AB seçim sonuçlarının tüm dünyadaki otoriter iktidarlara güç kazandırdığı gerçeğiyle birlikte düşünüldüğünde, Türkiye’deki faşist parti destekli otoriter iktidarın tehditlerinin küçümsenmemesi gerektiğini çok açık.
MHP çok açık ki iki konuda ön almaya çalışıyor. Yumuşama ya da normalleşmenin lafına bile tahammül etmeyeceğini ilan ediyor. Bahçeli sonraki konuşmasında normalleşme konusunda bir tashih yaptı ve esas olarak kırmızı çizgisinin Kürtlerin temel haklarının gündeme gelmemesi olduğunu ifade etti.
Bahçeli, seçimlerin ardından muhalefetin morallenmesini ve olası sokak eylemlerinin örgütlenmesini istemediğinden “normalleşmeye” karşı çıkarken uyarı yapıyor. MHP’nin de sokağa çıkmaya hazır olduğunu ilan ediyor.
İktidar bloku, en baştan beri “kendi kuyruğunu yiyen iktidar” derken anlattığımız gibi çelişkili bir durumda: Erdoğan iktidarda kalabilmesinin tek yolunun MHP desteği olduğunu biliyor. Faşistler de Erdoğan’a sık sık bunu hatırlatıyor. Ama Erdoğan mevcut seçim yenilgisinin sebebinin bu iktidar blokunun aşırı sağcılığı olduğunu da biliyor ve kitle desteğini kaybetmesinin, sermaye ve Erdoğan’dan bütünüyle ayrı bir organizma olarak düşünülmese de devlet açısından, etrafında ittifak kurulacak siyasal figür olma özelliğinin tuzla buz olması anlamına geleceğinin de farkında.

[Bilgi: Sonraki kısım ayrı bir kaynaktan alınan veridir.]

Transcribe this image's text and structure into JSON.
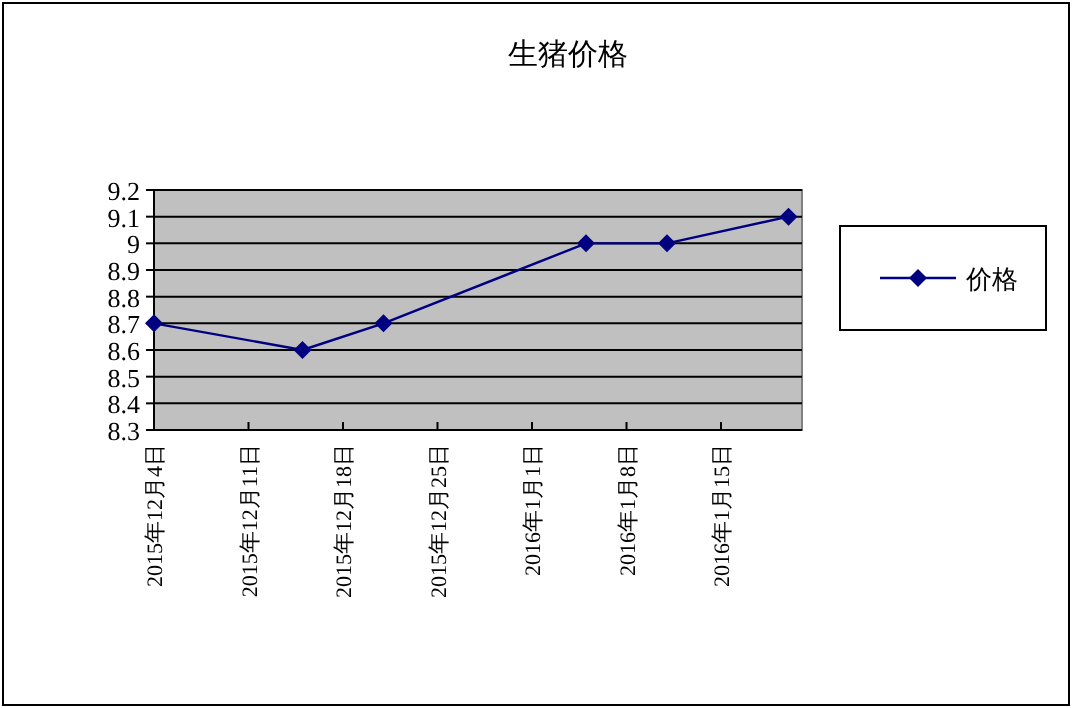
{
  "chart_data": {
    "type": "line",
    "title": "生猪价格",
    "x": [
      "2015-12-04",
      "2015-12-15",
      "2015-12-21",
      "2016-01-05",
      "2016-01-11",
      "2016-01-20"
    ],
    "series": [
      {
        "name": "价格",
        "color": "#000080",
        "values": [
          8.7,
          8.6,
          8.7,
          9.0,
          9.0,
          9.1
        ]
      }
    ],
    "xlim": [
      "2015-12-04",
      "2016-01-21"
    ],
    "xticks": [
      {
        "value": "2015-12-04",
        "label": "2015年12月4日"
      },
      {
        "value": "2015-12-11",
        "label": "2015年12月11日"
      },
      {
        "value": "2015-12-18",
        "label": "2015年12月18日"
      },
      {
        "value": "2015-12-25",
        "label": "2015年12月25日"
      },
      {
        "value": "2016-01-01",
        "label": "2016年1月1日"
      },
      {
        "value": "2016-01-08",
        "label": "2016年1月8日"
      },
      {
        "value": "2016-01-15",
        "label": "2016年1月15日"
      }
    ],
    "ylim": [
      8.3,
      9.2
    ],
    "yticks": [
      8.3,
      8.4,
      8.5,
      8.6,
      8.7,
      8.8,
      8.9,
      9,
      9.1,
      9.2
    ],
    "grid": "y",
    "legend": "right",
    "marker": "diamond",
    "line_style": "solid"
  }
}
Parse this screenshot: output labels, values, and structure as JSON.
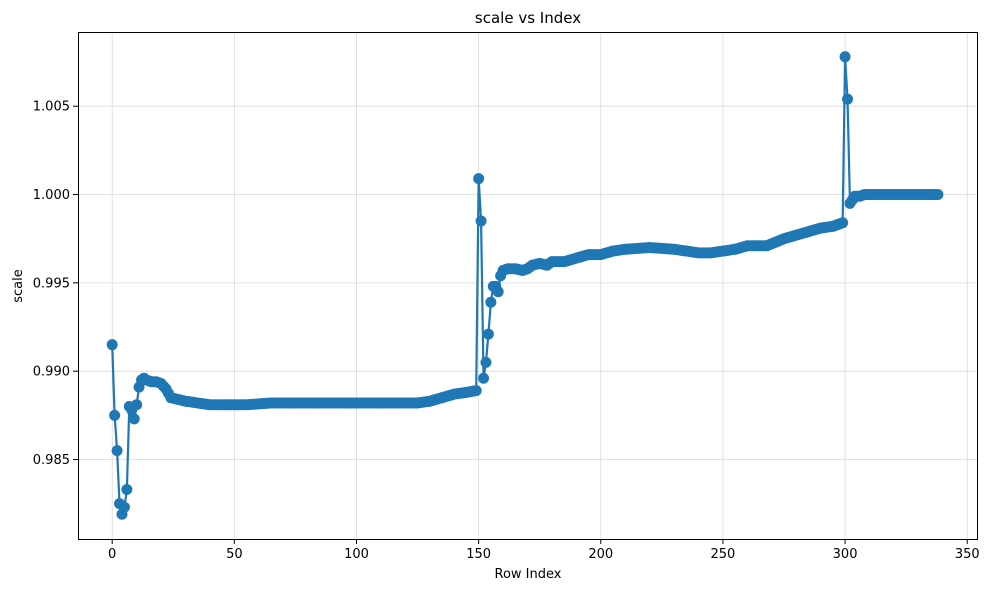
{
  "colors": {
    "series": "#1f77b4",
    "grid": "#d9d9d9",
    "frame": "#000000"
  },
  "chart_data": {
    "type": "line",
    "title": "scale vs Index",
    "xlabel": "Row Index",
    "ylabel": "scale",
    "xlim": [
      -14,
      354
    ],
    "ylim": [
      0.9805,
      1.0092
    ],
    "x_ticks": [
      0,
      50,
      100,
      150,
      200,
      250,
      300,
      350
    ],
    "x_tick_labels": [
      "0",
      "50",
      "100",
      "150",
      "200",
      "250",
      "300",
      "350"
    ],
    "y_ticks": [
      0.985,
      0.99,
      0.995,
      1.0,
      1.005
    ],
    "y_tick_labels": [
      "0.985",
      "0.990",
      "0.995",
      "1.000",
      "1.005"
    ],
    "grid": true,
    "marker": "circle",
    "series": [
      {
        "keypoints": [
          [
            0,
            0.9915
          ],
          [
            1,
            0.9875
          ],
          [
            2,
            0.9855
          ],
          [
            3,
            0.9825
          ],
          [
            4,
            0.9819
          ],
          [
            5,
            0.9823
          ],
          [
            6,
            0.9833
          ],
          [
            7,
            0.988
          ],
          [
            8,
            0.9878
          ],
          [
            9,
            0.9873
          ],
          [
            10,
            0.9881
          ],
          [
            11,
            0.9891
          ],
          [
            12,
            0.9895
          ],
          [
            13,
            0.9896
          ],
          [
            14,
            0.9895
          ],
          [
            16,
            0.9894
          ],
          [
            18,
            0.9894
          ],
          [
            20,
            0.9893
          ],
          [
            22,
            0.989
          ],
          [
            24,
            0.9885
          ],
          [
            27,
            0.9884
          ],
          [
            30,
            0.9883
          ],
          [
            35,
            0.9882
          ],
          [
            40,
            0.9881
          ],
          [
            45,
            0.9881
          ],
          [
            55,
            0.9881
          ],
          [
            65,
            0.9882
          ],
          [
            100,
            0.9882
          ],
          [
            125,
            0.9882
          ],
          [
            130,
            0.9883
          ],
          [
            135,
            0.9885
          ],
          [
            140,
            0.9887
          ],
          [
            145,
            0.9888
          ],
          [
            149,
            0.9889
          ],
          [
            150,
            1.0009
          ],
          [
            151,
            0.9985
          ],
          [
            152,
            0.9896
          ],
          [
            153,
            0.9905
          ],
          [
            154,
            0.9921
          ],
          [
            155,
            0.9939
          ],
          [
            156,
            0.9948
          ],
          [
            157,
            0.9948
          ],
          [
            158,
            0.9945
          ],
          [
            159,
            0.9954
          ],
          [
            160,
            0.9957
          ],
          [
            162,
            0.9958
          ],
          [
            165,
            0.9958
          ],
          [
            168,
            0.9957
          ],
          [
            170,
            0.9958
          ],
          [
            172,
            0.996
          ],
          [
            175,
            0.9961
          ],
          [
            178,
            0.996
          ],
          [
            180,
            0.9962
          ],
          [
            185,
            0.9962
          ],
          [
            190,
            0.9964
          ],
          [
            195,
            0.9966
          ],
          [
            200,
            0.9966
          ],
          [
            205,
            0.9968
          ],
          [
            210,
            0.9969
          ],
          [
            220,
            0.997
          ],
          [
            230,
            0.9969
          ],
          [
            235,
            0.9968
          ],
          [
            240,
            0.9967
          ],
          [
            245,
            0.9967
          ],
          [
            250,
            0.9968
          ],
          [
            255,
            0.9969
          ],
          [
            260,
            0.9971
          ],
          [
            268,
            0.9971
          ],
          [
            275,
            0.9975
          ],
          [
            280,
            0.9977
          ],
          [
            285,
            0.9979
          ],
          [
            290,
            0.9981
          ],
          [
            295,
            0.9982
          ],
          [
            299,
            0.9984
          ],
          [
            300,
            1.0078
          ],
          [
            301,
            1.0054
          ],
          [
            302,
            0.9995
          ],
          [
            303,
            0.9997
          ],
          [
            304,
            0.9999
          ],
          [
            306,
            0.9999
          ],
          [
            308,
            1.0
          ],
          [
            338,
            1.0
          ]
        ]
      }
    ]
  }
}
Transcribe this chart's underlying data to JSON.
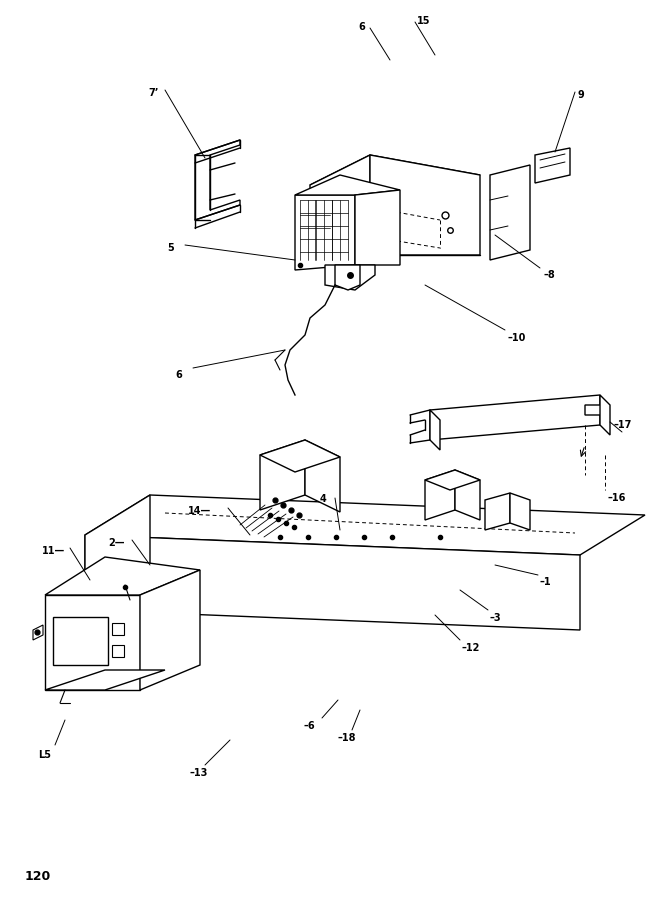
{
  "page_number": "120",
  "background_color": "#ffffff",
  "line_color": "#000000",
  "fig_width": 6.65,
  "fig_height": 9.0,
  "dpi": 100
}
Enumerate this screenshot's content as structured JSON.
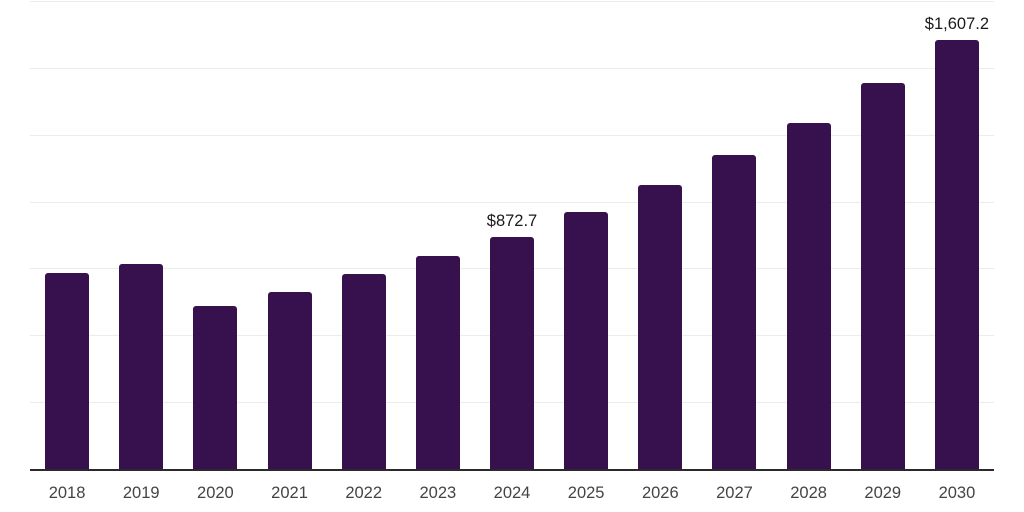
{
  "chart_style": {
    "background_color": "#ffffff",
    "bar_color": "#37114D",
    "gridline_color": "#ececec",
    "axis_line_color": "#2a2a2a",
    "year_label_color": "#444444",
    "value_label_color": "#1a1a1a"
  },
  "chart_data": {
    "type": "bar",
    "title": "",
    "xlabel": "",
    "ylabel": "",
    "categories": [
      "2018",
      "2019",
      "2020",
      "2021",
      "2022",
      "2023",
      "2024",
      "2025",
      "2026",
      "2027",
      "2028",
      "2029",
      "2030"
    ],
    "values": [
      737,
      771,
      613,
      667,
      734,
      800,
      872.7,
      966,
      1066,
      1178,
      1298,
      1448,
      1607.2
    ],
    "data_labels": [
      "",
      "",
      "",
      "",
      "",
      "",
      "$872.7",
      "",
      "",
      "",
      "",
      "",
      "$1,607.2"
    ],
    "ylim": [
      0,
      1750
    ],
    "gridline_step": 250,
    "grid": true,
    "legend": "none",
    "y_tick_labels_visible": false,
    "x_tick_labels_visible": true
  }
}
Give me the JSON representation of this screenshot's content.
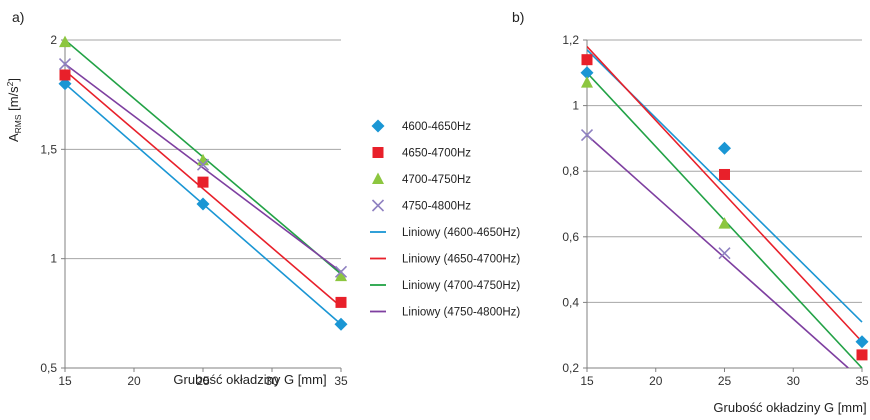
{
  "colors": {
    "4600-4650Hz": "#1a96d4",
    "4650-4700Hz": "#e8202a",
    "4700-4750Hz": "#8cc63f",
    "4750-4800Hz": "#8e80c0",
    "Liniowy (4600-4650Hz)": "#1a96d4",
    "Liniowy (4650-4700Hz)": "#e8202a",
    "Liniowy (4700-4750Hz)": "#22a246",
    "Liniowy (4750-4800Hz)": "#7e3fa0",
    "grid": "#a6a6a6",
    "axis": "#808080"
  },
  "legend": {
    "placement": "center, between panels",
    "entries": [
      {
        "label": "4600-4650Hz",
        "marker": "diamond",
        "color_key": "4600-4650Hz"
      },
      {
        "label": "4650-4700Hz",
        "marker": "square",
        "color_key": "4650-4700Hz"
      },
      {
        "label": "4700-4750Hz",
        "marker": "triangle",
        "color_key": "4700-4750Hz"
      },
      {
        "label": "4750-4800Hz",
        "marker": "x",
        "color_key": "4750-4800Hz"
      },
      {
        "label": "Liniowy (4600-4650Hz)",
        "marker": "line",
        "color_key": "Liniowy (4600-4650Hz)"
      },
      {
        "label": "Liniowy (4650-4700Hz)",
        "marker": "line",
        "color_key": "Liniowy (4650-4700Hz)"
      },
      {
        "label": "Liniowy (4700-4750Hz)",
        "marker": "line",
        "color_key": "Liniowy (4700-4750Hz)"
      },
      {
        "label": "Liniowy (4750-4800Hz)",
        "marker": "line",
        "color_key": "Liniowy (4750-4800Hz)"
      }
    ]
  },
  "chart_data": [
    {
      "type": "scatter",
      "panel_label": "a)",
      "title": "",
      "xlabel": "Grubość okładziny G [mm]",
      "ylabel": {
        "base": "A",
        "sub": "RMS",
        "unit_open": " [m/s",
        "sup": "2",
        "unit_close": "]"
      },
      "xlim": [
        15,
        35
      ],
      "ylim": [
        0.5,
        2
      ],
      "x_ticks": [
        15,
        20,
        25,
        30,
        35
      ],
      "x_tick_labels": [
        "15",
        "20",
        "25",
        "30",
        "35"
      ],
      "y_ticks": [
        0.5,
        1,
        1.5,
        2
      ],
      "y_tick_labels": [
        "0,5",
        "1",
        "1,5",
        "2"
      ],
      "grid": "horizontal",
      "x": [
        15,
        25,
        35
      ],
      "series": [
        {
          "name": "4600-4650Hz",
          "marker": "diamond",
          "values": [
            1.8,
            1.25,
            0.7
          ]
        },
        {
          "name": "4650-4700Hz",
          "marker": "square",
          "values": [
            1.84,
            1.35,
            0.8
          ]
        },
        {
          "name": "4700-4750Hz",
          "marker": "triangle",
          "values": [
            1.99,
            1.45,
            0.92
          ]
        },
        {
          "name": "4750-4800Hz",
          "marker": "x",
          "values": [
            1.89,
            1.43,
            0.94
          ]
        }
      ],
      "trendlines": [
        {
          "name": "Liniowy (4600-4650Hz)",
          "x": [
            15,
            35
          ],
          "y": [
            1.8,
            0.7
          ]
        },
        {
          "name": "Liniowy (4650-4700Hz)",
          "x": [
            15,
            35
          ],
          "y": [
            1.86,
            0.78
          ]
        },
        {
          "name": "Liniowy (4700-4750Hz)",
          "x": [
            15,
            35
          ],
          "y": [
            2.0,
            0.93
          ]
        },
        {
          "name": "Liniowy (4750-4800Hz)",
          "x": [
            15,
            35
          ],
          "y": [
            1.89,
            0.94
          ]
        }
      ]
    },
    {
      "type": "scatter",
      "panel_label": "b)",
      "title": "",
      "xlabel": "Grubość okładziny G [mm]",
      "ylabel": "",
      "xlim": [
        15,
        35
      ],
      "ylim": [
        0.2,
        1.2
      ],
      "x_ticks": [
        15,
        20,
        25,
        30,
        35
      ],
      "x_tick_labels": [
        "15",
        "20",
        "25",
        "30",
        "35"
      ],
      "y_ticks": [
        0.2,
        0.4,
        0.6,
        0.8,
        1.0,
        1.2
      ],
      "y_tick_labels": [
        "0,2",
        "0,4",
        "0,6",
        "0,8",
        "1",
        "1,2"
      ],
      "grid": "horizontal",
      "x": [
        15,
        25,
        35
      ],
      "series": [
        {
          "name": "4600-4650Hz",
          "marker": "diamond",
          "values": [
            1.1,
            0.87,
            0.28
          ]
        },
        {
          "name": "4650-4700Hz",
          "marker": "square",
          "values": [
            1.14,
            0.79,
            0.24
          ]
        },
        {
          "name": "4700-4750Hz",
          "marker": "triangle",
          "values": [
            1.07,
            0.64,
            null
          ]
        },
        {
          "name": "4750-4800Hz",
          "marker": "x",
          "values": [
            0.91,
            0.55,
            null
          ]
        }
      ],
      "trendlines": [
        {
          "name": "Liniowy (4600-4650Hz)",
          "x": [
            15,
            35
          ],
          "y": [
            1.17,
            0.34
          ]
        },
        {
          "name": "Liniowy (4650-4700Hz)",
          "x": [
            15,
            35
          ],
          "y": [
            1.18,
            0.28
          ]
        },
        {
          "name": "Liniowy (4700-4750Hz)",
          "x": [
            15,
            35
          ],
          "y": [
            1.1,
            0.2
          ]
        },
        {
          "name": "Liniowy (4750-4800Hz)",
          "x": [
            15,
            34
          ],
          "y": [
            0.91,
            0.2
          ]
        }
      ]
    }
  ]
}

Özgürlük işçilerle, mücadeleyle gelecek!
Durumu şöyle özetleyebiliriz: Yenilmiş bir iktidar blokunun muhalefetin dağınıklığı, sağcılığı ve korkaklığı nedeniyle yenilmemiş gibi davranabildiği, artık erime sürecinin önüne geçmesinin zor olduğu, toplumsal muhalefetin daha cesur olduğu, yoksulluğa karşı öfkenin derinleştiği ve iktidarı ya erken seçime itecek ya da seçime gerek kalmadan püskürtecek bir mücadelenin ihtimal dahilinde olduğu bir dönemdeyiz.
Son dört beş aydır sokaklar daha cesur. Bunu Gazze direnişine borçluyuz. Gazze için yaklaşık bin eylem gerçekleşti Türkiye’de ve Filistin halkının otoriter iktidarın karanlığını aşmada ciddi bir katkısı oldu.